The main aim of the HST, said Dix, was to enhance the provincial treasury and shift taxes from businesses to consumers.
He added that in this latest scramble to bring back the PST, the government could have found ways to "mitigate the burdens on low-income families but have chosen not to."
An interesting word, disingenuous.
It means "withholding or not taking into account known information" and/or "giving a false impression of sincerity or simplicity."
Serious charges, which will surely come to haunt Dix if the latest Angus Reid polls hold good and he finds himself next year in the position to immediately "mitigate the burdens on low-income families" and introduce all the other benefits he thinks the Liberals should be bestowing on us now.
I give the NDP credit for smartly moving to join the anti-HST campaign once Vander Zalm got the brush fire of protest started - although the sight of the NDP and Vander Zalm riding tandem was a little hard to take.
But I'll bet anything up to 75 cents that if Dix is handed the keys to the executive washroom in 2013, he will not recommend any major adjustments to the PST to "mitigate the burdens on low income families."
When in Opposition, it is easy but dangerous to condemn too much or to promise too much.
Delivery is what counts, and delivery, albeit easy to promise from the outside looking in, can be extremely difficult to achieve when the positions are reversed.
So, Mr.
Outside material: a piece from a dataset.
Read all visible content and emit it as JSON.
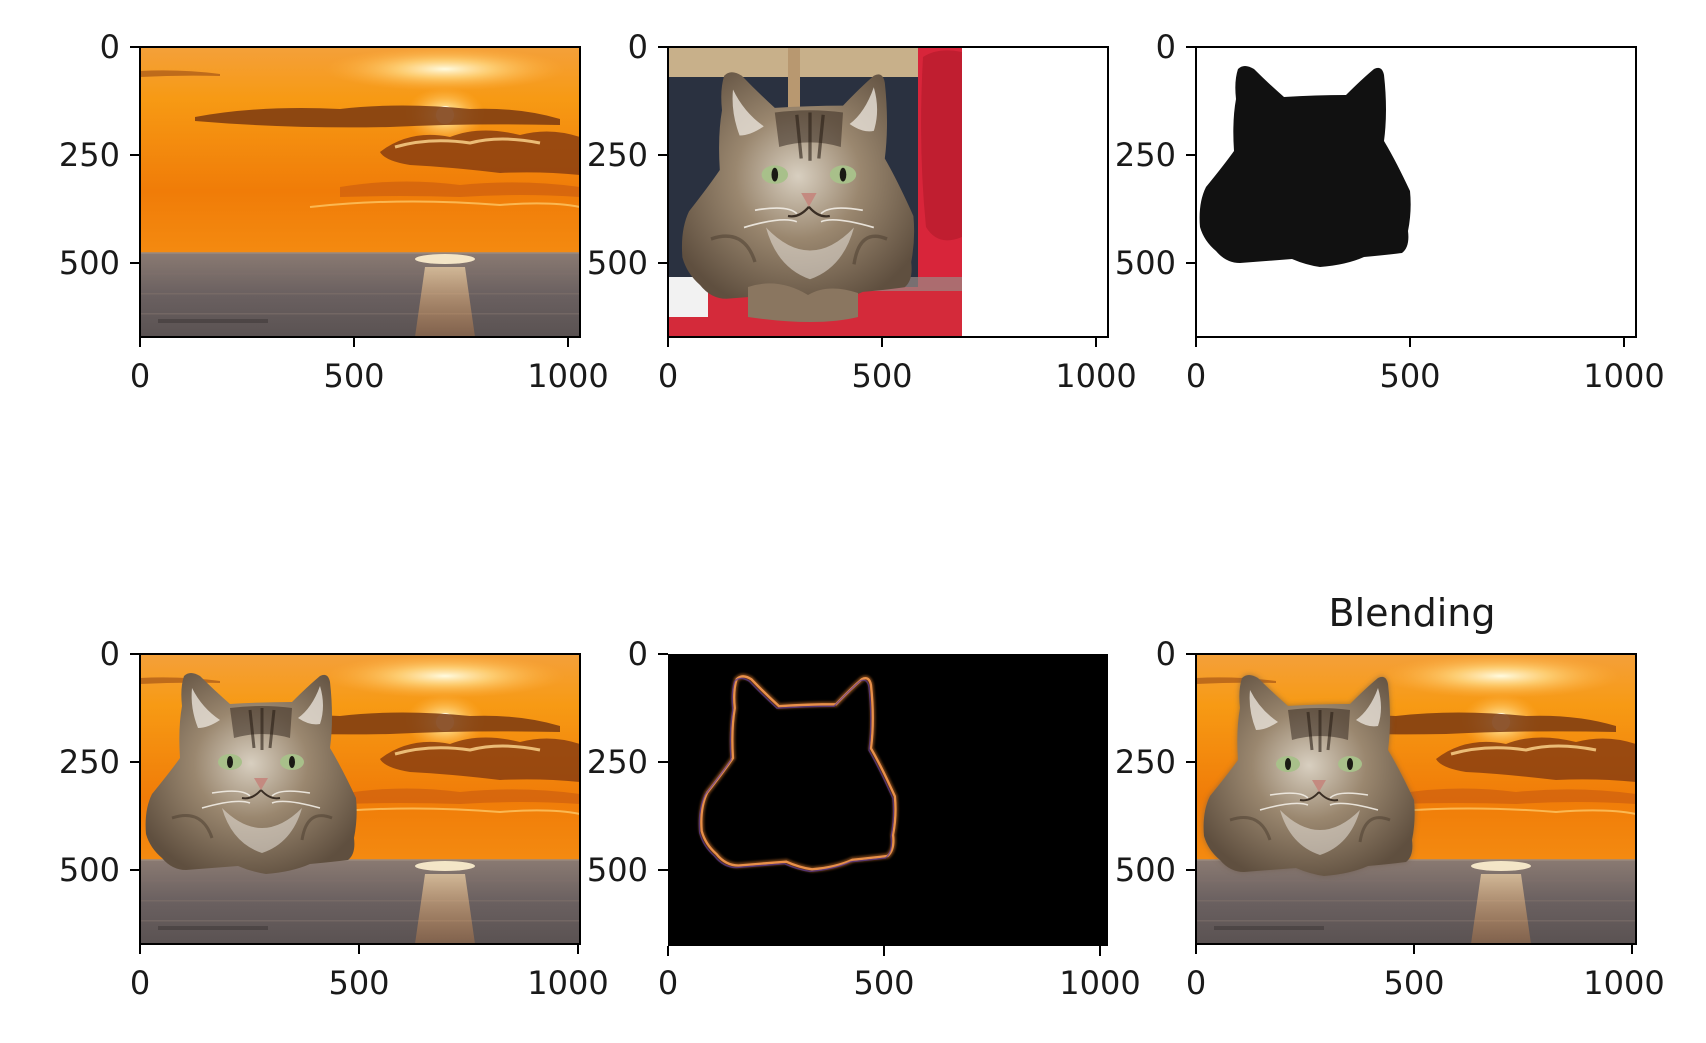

Dix, walk softly for the next year.
Not silently, but at every step asking yourself if you and yours can deliver, or will even want to deliver, what you are condemning the current administration for not delivering
today.
You have a year to learn it isn't wise to condemn too much, to promise too much; to understand that what you would like to do is not always possible.
And never forget that we, the electorate, know that every penny a government promises in benefits comes from the dollars it first took from us in fees and taxes.
The new/old PST is scheduled to kick in a few weeks before we next vote, not on the merits of a tax by any name, but on the group of men and women whom we think best able to spend what we have given them. Or will return some of what we have given, but not disingenuously.